Logo depois, o relacionamento acabou, mas ela disse que “ele não soube lidar com o problema. Ele se acalmou e nós conseguimos conversar, ele ficou feliz por eu ter lhe contado antes que fizéssemos algo”.
Rejeição — Quando a família Cosgrove adotou Tom, ele era uma criança nervosa e indisciplinada. Aos 5 anos, ficou ainda mais traumatizado quando viu sua mãe mudar de cor, perder o cabelo e morrer de aids. Então colocou o obituário dela em sua lembrança da primeira comunhão e “tinha pesadelos e terrores noturnos. Fiquei bravo porque achei que ela tinha me passado a doença de propósito”, conta ele.
Segundo Barbara Cosgrove, as pessoas têm pavor de adotar essas crianças. Ela adotou quatro outros “bebês rejeitados” e confessa ter sofrido abusos na infância e também ter sido rejeitada.
Todos os quatro, que chegaram sem terem feito testes de HIV, não eram portadores do vírus. “Eu realmente me senti sozinho”, diz Tom. Aos 9 anos, após a morte de um amigo com HIV, ele implorou para que eles adotassem alguém como ele.
A família então adotou Tyree, que tinha dois tipos de HIV, um de cada um dos pais, além de retardo no desenvolvimento. Durante anos, ele tomou a medicação por meio de uma sonda estomacal, pois caso contrário vomitava. Atualmente com 11 anos, Tyree usa aparelho ortopédico nas pernas e possui uma quantidade de vírus muito alta em seu sangue.
A adoção de Tyree não melhorou as coisas para Tom, e ele conta que ficou “fora de controle por anos”. Para domar o comportamento do menino, Barbara precisou “derrubá-lo no chão e dizer: ‘Você não vai falar desse jeito, não vai agir desse jeito’. Um dia eu o arrastei pelo tapete e a professora dele telefonou, então contei o que fiz e por quê.”
Aos 12 anos, Tom melhorou, mas ainda se irritava com as reações das pessoas. Barbara informou à escola sobre ele ser portador do HIV e organizou uma reunião com os pais. Apesar do apoio da escola, alguns pais e colegas de classe o evitavam. Tyree frequenta outra escola, cujo diretor a orientou a não fazer a revelação, pois os pais poderiam reagir mal. O treinador de futebol da escola lhe disse: “Nós não treinamos crianças assim”.

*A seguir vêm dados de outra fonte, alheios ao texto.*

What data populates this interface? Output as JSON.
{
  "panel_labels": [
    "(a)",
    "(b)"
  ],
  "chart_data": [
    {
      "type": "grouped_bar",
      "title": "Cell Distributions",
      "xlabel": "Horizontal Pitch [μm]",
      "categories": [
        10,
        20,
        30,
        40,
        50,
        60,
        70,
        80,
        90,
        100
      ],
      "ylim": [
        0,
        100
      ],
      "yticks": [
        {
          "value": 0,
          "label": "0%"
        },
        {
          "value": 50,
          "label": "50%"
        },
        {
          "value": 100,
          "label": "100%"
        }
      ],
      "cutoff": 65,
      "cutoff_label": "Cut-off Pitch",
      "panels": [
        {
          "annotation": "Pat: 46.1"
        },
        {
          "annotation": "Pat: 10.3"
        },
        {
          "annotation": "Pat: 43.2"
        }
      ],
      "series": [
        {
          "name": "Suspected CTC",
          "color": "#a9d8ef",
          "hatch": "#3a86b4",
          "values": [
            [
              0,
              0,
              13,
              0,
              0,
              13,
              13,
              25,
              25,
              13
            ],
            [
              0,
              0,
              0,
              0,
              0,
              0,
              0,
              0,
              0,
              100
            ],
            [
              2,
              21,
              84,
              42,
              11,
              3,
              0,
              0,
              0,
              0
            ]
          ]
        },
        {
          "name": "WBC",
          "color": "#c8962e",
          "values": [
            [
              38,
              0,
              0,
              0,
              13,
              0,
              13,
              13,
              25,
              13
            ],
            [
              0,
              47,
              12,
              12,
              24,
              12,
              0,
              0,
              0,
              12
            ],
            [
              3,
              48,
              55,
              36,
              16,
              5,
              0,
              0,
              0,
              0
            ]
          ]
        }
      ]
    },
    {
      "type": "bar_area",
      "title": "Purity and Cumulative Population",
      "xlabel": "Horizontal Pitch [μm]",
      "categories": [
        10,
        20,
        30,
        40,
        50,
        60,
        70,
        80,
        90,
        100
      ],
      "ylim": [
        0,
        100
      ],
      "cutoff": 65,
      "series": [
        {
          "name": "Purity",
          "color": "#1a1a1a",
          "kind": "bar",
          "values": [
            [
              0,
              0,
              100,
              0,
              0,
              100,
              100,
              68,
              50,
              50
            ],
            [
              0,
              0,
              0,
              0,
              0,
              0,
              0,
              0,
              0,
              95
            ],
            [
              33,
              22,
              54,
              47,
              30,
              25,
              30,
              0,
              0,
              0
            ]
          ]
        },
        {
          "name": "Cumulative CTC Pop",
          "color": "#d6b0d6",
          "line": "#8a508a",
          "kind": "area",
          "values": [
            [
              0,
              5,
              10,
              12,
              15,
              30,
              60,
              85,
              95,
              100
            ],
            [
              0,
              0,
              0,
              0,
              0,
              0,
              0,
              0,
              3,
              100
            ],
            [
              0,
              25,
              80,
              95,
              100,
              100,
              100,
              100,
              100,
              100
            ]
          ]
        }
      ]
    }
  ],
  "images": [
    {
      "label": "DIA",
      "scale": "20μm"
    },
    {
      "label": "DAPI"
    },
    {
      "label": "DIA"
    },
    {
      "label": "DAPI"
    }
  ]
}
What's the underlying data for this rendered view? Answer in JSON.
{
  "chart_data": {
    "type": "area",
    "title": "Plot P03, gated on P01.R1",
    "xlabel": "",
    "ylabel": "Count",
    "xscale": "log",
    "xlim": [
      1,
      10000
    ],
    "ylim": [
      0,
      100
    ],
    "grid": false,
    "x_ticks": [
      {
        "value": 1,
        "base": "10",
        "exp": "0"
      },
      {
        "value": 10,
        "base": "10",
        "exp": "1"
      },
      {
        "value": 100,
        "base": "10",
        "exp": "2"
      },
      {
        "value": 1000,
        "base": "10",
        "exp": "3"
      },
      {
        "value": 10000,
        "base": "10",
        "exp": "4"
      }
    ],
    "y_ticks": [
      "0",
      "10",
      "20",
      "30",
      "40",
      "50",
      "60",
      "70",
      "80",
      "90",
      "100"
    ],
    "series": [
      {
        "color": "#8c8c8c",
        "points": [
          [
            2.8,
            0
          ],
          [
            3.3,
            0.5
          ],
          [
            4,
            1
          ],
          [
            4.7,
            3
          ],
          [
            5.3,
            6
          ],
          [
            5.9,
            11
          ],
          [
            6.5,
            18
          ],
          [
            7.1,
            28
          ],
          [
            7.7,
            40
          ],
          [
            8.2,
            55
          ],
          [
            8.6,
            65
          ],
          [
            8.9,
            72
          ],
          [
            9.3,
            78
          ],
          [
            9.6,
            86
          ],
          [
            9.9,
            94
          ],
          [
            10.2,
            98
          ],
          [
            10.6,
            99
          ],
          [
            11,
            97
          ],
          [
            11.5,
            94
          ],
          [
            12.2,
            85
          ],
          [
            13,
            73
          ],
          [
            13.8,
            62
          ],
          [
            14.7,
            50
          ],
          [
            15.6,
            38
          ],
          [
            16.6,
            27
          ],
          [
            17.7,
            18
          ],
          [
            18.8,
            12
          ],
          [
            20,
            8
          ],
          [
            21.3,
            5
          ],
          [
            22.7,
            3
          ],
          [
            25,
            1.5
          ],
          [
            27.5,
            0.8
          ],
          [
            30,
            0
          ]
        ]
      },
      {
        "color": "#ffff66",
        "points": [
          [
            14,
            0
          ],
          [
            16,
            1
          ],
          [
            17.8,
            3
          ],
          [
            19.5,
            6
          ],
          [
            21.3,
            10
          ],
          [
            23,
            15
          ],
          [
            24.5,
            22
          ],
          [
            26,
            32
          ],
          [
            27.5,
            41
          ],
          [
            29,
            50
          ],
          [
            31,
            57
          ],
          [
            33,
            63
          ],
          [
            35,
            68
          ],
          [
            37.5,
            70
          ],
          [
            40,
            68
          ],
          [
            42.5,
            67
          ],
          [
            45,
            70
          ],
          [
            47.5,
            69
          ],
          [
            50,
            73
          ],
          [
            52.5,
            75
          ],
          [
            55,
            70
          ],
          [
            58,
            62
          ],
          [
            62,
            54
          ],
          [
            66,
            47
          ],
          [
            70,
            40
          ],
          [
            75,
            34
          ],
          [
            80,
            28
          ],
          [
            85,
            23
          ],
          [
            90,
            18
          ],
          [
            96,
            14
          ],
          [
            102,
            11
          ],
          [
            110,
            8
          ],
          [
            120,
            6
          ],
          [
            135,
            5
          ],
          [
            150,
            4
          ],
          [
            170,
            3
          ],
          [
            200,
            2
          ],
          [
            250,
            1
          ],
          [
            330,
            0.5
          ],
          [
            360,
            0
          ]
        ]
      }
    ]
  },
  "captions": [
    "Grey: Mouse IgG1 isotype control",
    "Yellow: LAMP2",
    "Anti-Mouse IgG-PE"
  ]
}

Tyree conta que se sente sozinho, pois nenhum de seus amigos o visita. Ele até já aprendeu a proteger os outros, dizendo: “Não faça sexo comigo”.
Mais maduro e consciente, Tom ainda considera sua vida complicada. A infecção foi suprimida pela medicação e ele resolveu ingressar em um programa de capacitação profissional. Porém, os efeitos colaterais dos remédios afetam a memória e seus namoros não duram muito tempo porque “as pessoas não querem sair com um portador desta doença”.
Mesmo assim, ele acredita que “se minha família adotiva pode me aceitar como sou, outras pessoas também podem fazer o mesmo”.